The IRA’s revised definition of carbon dioxide won’t thwart the Supreme Court’s conservatives, but it demonstrates that Democrats on Capitol Hill are taking their threats more seriously. As frequent TNR contributor Simon Lazarus tells me, “The most important takeaway from the IRA provisions is not exactly what they say, or how they will strengthen arguments against, for example, the court deploying the major questions doctrine to overturn important new EPA actions. Rather, what is important is the political fact that Democrats acted at all to take on [a Supreme Court] intent on micromanaging Congress and executive agencies and in the interest of Republican agendas and interests—in particular, the priorities of Republican megadonors who also happen to have funded the justices’ ascent to the power they now possess on the court.” 

This week’s news augurs something of a sea change, in which Democrats are alert and alive to the challenge and have started to think more strategically about countering the conservative judicial movement. This is long overdue. Back in 2021, President Biden asked a White House commission to weigh various ideas to reform the Supreme Court during a time of grave concerns about its legitimacy; the commission’s report offered scant solutions. As recently as July, there were concerns in liberal circles that Biden was failing to meet the problems that the Roberts court presented head-on.  

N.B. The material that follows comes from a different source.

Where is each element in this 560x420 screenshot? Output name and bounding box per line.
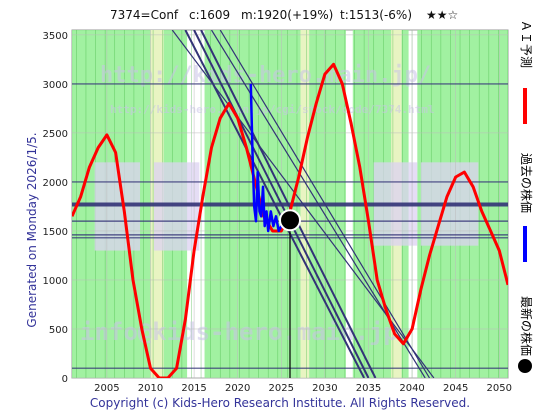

As Lazarus wrote in these pages back in June, liberals “must embrace a hybrid genre of political-legal combat,” discredit the legal arguments of the conservative bloc, and advance new and novel legal arguments of their own. The language in the IRA that’s being touted by environmental advocates may be the first stirrings of this larger battle. But at the very least, we can all finally acknowledge the facts as Ted Cruz understands them: The Supreme Court’s conservative justices are ideological actors, through and through.